Okan’nın Filme Verdiği Not: 2.5

    Bu dört kişi arasında Kutlu’nun hikayesini yeni okumuş olan Serdar ise, filmin kitaptan uzak olduğunu, kitapta az işlenen yerlerin filmde uzatıldığı görüşünde. Ayrıca kitabı daha yalın bulduğunu ve anlattığı meselenin tatmin edici olduğunu sözlerine ekledi. Kitabın bütünüklü yapısının filmde vurgulanamadığını ve bunun filme zarar verdiğini belirten Serdar, filmin dönemi mekan ve köstümlerle iyi yansıttığı görüşünde.
Serdar’nın Filme Verdiği Not: 2,5

    Dört izleyicimizin filme dair olumlu yönde ortak görüşleri ise Kenan İmirzalıoğlu’nun oyunculuğu oldu. Kitapta gördüğümüz Bulgaryalı Ali’yi karakterini Kenan İmirzalıoğlu tarafından iyi bir şekilde canlandırıldığı ve filmi izlettiren en büyük unsurun olduğu konusunda hemfikir oldular.
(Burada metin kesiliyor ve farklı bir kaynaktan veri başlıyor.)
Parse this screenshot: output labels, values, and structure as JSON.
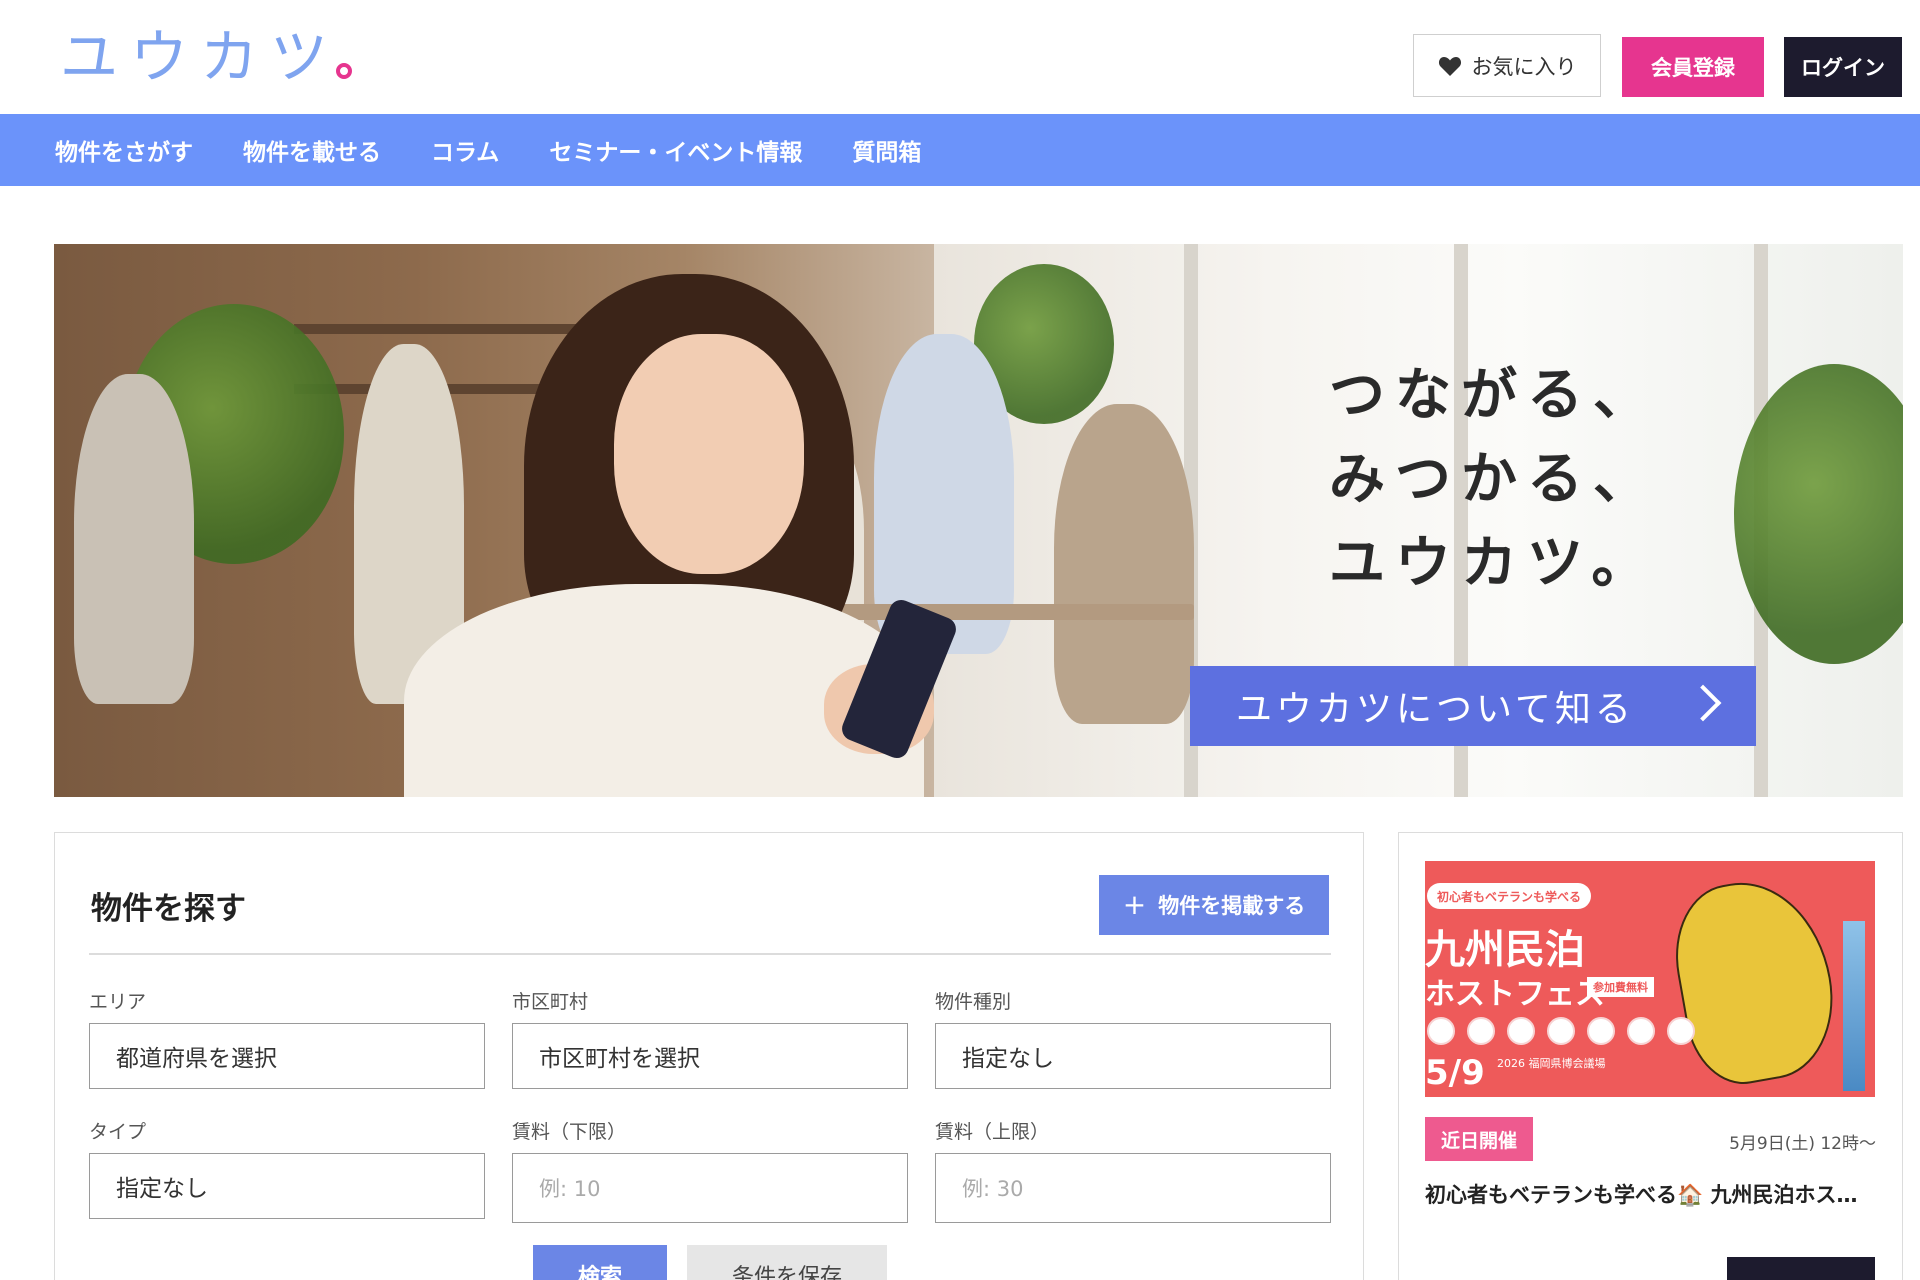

Filmin açılış sahnelerindeki Ali’nin oğlu Mustafa’ya annesi ile aşklarını anlattığı sahneleri beğenen izleyicilerimiz, filmin ilk yarısının nisbeten iyi olduğu, ilerleyen dakikalarda filmin klişelere gömüldüğü ve durmak bilmeyen müziklerin filmi boğduğu görüşünde. 

Dört İzleyicinin Filme Verdiği Puan Ortalaması : 2.6 

    Dört İzleyicinin Hemfikir Oluduğu Kritik: “Uzun Hikaye, bir ailenin 1940’lardan 70’lerin sonuna kadar uzanan öyküsünü anlatırken, her türlü kötülüğe kahramanca karşı koyan Ali karakterine, oğlu Mustafa’nın hayran bakışıyla bakıyor.Ancak filmin Türkiye tarihine ve günümüz siyasetine dokundurmalar içeren anlatısı, politik bir altyapından yoksun olduğu için dişe dokunur bir eleştirellik sunamıyor. Üstelik mizansenleriyle, üst ses kullanımıyla, neredeyse hiç es vermeyen müziğiyle Uzun Hikaye, uzunca bir dizi bölümünden farksız.” (Altyazı, Ekim 2012)

    Sevgili Sinematör takipçilerine filmin izleyici rakamlarının iyi olduğunu (Film şu an 4. haftasında ve 529.607 kişiye ulaşmış) söyledikten ve bunda Kenan İmirzalıoğlu’nun büyük bir payı olduğunu ve filmin Kurban Bayramı haftasına denk geldiğini belirttikten sonra yine de ortada bir kez de olsa görülmeye değer bir Türk filmi olduğunu, sulu komedi filmleri yerine bu filme gidilmesini salık veriyoruz.